Poison Ivy or Beech Saplings?
Raise your hand if you’re allergic to Poison Ivy. I am! Did you know you can get Poison Ivy in your eyes? No? Well, you can. I can say from experience that you don’t want that to happen.
Now, raise your hand if you are constantly staring at plants in the woods and wondering, “Is that really Poison Ivy?”
It is easy to mix up Poison Ivy and Beech saplings this time of year. In the early spring, Poison Ivy announces itself loudly with the reddish-green shiny leaves. But now? Unless they are growing up a tree in a distinctive vine, it can be hard to differentiate.
Poison Ivy on Black Oak tree.
Let’s start with an easy ID. Here we are, Poison Ivy! It’s growing up the side of a nice healthy Black Oak tree. Notice the dull green color and the pattern of the wavy edges on the leaves. Also, look carefully at the veins. And this time of year, the leaves on Poison Ivy tend to look kind of old. These are spotty and a bit marked up where insects and such have taken their toll.
The stem is rather woody. Of particular interest, notice the groups of three leaves where two of the leaves are directly opposite each other. That’s right, when there are three leaves, two of them are always paired. Right across from each other.
Technically, each of those clusters of three is actually one leaf, and the individual third is called a leaflet. So it’s all one big leaf with three little leaflets.
Another thing to notice is that this long vine has multiple clusters of three. The leaves alternate. As in, groups of three leaflets are never directly across from each other on the vine or branch of Poison Ivy.
Beech tree leaves.
Now, let’s take a look at some Beech tree leaves. To our left, you have a branch on a mature Beech tree. The shape of the leaves? Nearly identical. The edges are scalloped in just the same way as Poison Ivy. The veining is also very similar, if not identical. The one main difference is that the leaves don’t reliably come in clusters of three and they alternate on the branch. That means that the leaves are never directly across from each other. They are not leaflets in clusters of three, they are individual leaves.
This is easy to see in a mature Beech branch, because there are many leaves. On a small sapling, there may legitimately be (and often are) only three leaves, total. I certainly see it often. However, even on the saplings the leaves alternate.

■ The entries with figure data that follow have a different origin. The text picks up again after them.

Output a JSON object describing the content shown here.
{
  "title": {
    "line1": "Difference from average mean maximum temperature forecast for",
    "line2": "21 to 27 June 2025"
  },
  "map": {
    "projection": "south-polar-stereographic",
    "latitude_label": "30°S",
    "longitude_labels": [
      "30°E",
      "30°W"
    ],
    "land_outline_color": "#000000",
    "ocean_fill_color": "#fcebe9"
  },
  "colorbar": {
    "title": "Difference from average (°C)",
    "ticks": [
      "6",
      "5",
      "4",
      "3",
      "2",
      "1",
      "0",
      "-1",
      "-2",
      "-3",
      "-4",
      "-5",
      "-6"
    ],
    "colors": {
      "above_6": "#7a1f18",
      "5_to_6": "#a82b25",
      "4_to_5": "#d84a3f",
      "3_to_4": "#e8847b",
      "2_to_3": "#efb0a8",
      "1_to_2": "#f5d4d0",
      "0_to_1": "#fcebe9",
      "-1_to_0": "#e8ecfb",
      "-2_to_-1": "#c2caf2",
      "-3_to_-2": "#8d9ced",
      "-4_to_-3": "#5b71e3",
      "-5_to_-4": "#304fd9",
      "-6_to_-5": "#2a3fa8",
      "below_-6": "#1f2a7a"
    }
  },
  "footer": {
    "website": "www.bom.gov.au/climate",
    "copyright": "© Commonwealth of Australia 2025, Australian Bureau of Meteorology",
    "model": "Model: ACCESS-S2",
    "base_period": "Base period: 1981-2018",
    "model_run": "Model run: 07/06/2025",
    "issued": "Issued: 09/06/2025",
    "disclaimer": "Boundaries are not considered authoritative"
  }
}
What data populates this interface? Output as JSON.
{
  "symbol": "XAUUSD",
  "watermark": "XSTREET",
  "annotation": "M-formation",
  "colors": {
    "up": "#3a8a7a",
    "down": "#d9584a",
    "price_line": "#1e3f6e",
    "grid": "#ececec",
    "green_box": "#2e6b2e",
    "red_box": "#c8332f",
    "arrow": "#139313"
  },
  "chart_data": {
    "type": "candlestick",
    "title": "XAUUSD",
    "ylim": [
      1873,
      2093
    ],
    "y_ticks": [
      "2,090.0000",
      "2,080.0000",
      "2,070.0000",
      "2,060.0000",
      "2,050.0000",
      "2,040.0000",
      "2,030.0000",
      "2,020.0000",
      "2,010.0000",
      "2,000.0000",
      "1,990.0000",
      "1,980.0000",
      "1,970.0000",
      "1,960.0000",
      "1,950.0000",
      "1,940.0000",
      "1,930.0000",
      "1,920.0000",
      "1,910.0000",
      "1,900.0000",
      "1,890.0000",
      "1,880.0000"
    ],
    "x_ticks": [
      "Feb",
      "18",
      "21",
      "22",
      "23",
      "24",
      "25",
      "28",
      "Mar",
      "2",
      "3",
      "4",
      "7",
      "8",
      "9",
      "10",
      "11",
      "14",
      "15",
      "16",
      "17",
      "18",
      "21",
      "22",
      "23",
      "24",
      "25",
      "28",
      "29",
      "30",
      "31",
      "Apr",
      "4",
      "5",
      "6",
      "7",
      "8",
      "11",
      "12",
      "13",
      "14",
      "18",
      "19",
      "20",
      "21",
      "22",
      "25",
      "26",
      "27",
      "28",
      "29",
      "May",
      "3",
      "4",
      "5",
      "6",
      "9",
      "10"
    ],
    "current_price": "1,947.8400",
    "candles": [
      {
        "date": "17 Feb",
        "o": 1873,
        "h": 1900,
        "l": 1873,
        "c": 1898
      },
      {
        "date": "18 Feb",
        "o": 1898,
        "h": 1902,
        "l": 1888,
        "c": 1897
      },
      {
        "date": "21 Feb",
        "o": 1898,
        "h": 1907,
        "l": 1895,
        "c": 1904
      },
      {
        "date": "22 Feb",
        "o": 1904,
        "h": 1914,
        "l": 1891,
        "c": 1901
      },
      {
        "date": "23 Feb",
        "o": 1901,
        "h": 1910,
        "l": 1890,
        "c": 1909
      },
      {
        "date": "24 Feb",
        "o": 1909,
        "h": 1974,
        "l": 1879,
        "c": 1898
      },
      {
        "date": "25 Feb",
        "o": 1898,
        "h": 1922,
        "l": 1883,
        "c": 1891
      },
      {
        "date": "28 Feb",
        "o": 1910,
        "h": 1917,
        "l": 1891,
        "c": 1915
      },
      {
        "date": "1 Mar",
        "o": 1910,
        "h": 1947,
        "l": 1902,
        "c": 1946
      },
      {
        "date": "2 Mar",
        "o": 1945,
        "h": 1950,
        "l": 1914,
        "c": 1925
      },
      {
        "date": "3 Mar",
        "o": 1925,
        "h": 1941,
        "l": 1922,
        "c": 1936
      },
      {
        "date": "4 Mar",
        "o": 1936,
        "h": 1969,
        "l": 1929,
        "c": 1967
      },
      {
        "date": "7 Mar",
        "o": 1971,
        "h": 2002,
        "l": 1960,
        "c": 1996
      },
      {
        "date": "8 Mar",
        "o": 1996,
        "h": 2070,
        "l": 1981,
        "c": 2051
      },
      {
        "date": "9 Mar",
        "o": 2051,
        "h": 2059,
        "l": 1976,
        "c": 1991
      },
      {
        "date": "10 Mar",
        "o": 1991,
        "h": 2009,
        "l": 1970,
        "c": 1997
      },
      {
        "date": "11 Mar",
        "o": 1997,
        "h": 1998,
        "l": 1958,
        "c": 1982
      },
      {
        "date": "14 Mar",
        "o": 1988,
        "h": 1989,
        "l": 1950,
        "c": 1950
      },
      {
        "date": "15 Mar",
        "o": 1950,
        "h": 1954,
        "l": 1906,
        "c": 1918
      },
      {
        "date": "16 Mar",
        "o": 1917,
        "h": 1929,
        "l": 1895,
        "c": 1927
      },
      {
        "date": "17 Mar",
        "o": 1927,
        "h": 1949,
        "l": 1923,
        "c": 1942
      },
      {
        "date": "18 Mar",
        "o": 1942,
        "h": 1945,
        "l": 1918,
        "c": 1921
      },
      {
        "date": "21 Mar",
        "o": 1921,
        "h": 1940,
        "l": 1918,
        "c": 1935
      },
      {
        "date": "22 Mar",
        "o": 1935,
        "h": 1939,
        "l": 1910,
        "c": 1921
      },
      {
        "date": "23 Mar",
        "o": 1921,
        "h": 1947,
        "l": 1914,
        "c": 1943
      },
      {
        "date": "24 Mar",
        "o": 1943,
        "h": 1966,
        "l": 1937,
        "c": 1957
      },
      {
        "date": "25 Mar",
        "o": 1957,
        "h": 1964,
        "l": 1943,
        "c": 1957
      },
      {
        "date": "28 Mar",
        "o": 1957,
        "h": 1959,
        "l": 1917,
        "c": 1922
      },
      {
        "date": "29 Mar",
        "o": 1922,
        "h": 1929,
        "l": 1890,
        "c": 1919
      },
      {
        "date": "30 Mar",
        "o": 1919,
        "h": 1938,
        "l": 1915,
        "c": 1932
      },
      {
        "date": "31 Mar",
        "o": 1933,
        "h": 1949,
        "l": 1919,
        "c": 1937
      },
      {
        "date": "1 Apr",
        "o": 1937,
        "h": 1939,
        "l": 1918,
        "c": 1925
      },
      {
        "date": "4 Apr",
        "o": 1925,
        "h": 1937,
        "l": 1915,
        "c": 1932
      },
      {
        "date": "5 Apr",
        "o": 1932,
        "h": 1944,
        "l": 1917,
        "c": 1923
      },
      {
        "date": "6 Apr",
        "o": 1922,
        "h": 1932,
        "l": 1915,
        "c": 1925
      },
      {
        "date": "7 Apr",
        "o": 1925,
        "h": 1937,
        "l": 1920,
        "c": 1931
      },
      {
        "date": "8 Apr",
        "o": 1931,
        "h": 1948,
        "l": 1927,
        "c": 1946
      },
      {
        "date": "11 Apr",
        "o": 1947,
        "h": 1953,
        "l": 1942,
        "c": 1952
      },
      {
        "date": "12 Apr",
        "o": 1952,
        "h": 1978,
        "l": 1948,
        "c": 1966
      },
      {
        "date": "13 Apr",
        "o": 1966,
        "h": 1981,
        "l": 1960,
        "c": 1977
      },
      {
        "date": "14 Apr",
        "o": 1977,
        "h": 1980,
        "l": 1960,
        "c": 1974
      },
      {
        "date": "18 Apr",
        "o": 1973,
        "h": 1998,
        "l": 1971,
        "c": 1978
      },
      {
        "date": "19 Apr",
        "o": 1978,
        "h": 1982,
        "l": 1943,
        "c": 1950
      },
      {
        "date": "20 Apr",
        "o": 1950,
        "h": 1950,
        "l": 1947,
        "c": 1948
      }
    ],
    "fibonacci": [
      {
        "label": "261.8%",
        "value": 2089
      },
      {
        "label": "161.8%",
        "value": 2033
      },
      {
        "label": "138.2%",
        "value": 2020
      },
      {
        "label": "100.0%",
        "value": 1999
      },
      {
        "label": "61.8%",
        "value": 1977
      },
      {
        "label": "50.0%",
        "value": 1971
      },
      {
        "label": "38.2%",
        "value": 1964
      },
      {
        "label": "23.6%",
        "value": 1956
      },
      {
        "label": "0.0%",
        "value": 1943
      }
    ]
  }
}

OK, pop quiz time! Poison Ivy or Beech Tree?
Poison Ivy or Beech Tree?
Take a look at the placement of the leaves on the woody stem. See how they come in triplets, with two leaves directly opposite? Poison Ivy. Another hint is the little green berries starting to show up. Birds love those berries once they are ripe, and that’s the way Poison Ivy spreads.
Here’s a trickier one. What do you see in this picture?
Poison Ivy or Beech Tree?
The three leaved plants? Poison Ivy. See how the group of three leaflets always has two directly opposite each other in a pair? That’s how you can spot Poison Ivy and differentiate it from a similar ground plant that just may happen to have three leaves.
There are also two small Virginia Creeper plants in this picture. They’re easy to spot. They have clusters of five leaves that are just a big more jagged than the other plants. Clearly not Poison Ivy. Don’t be tricked!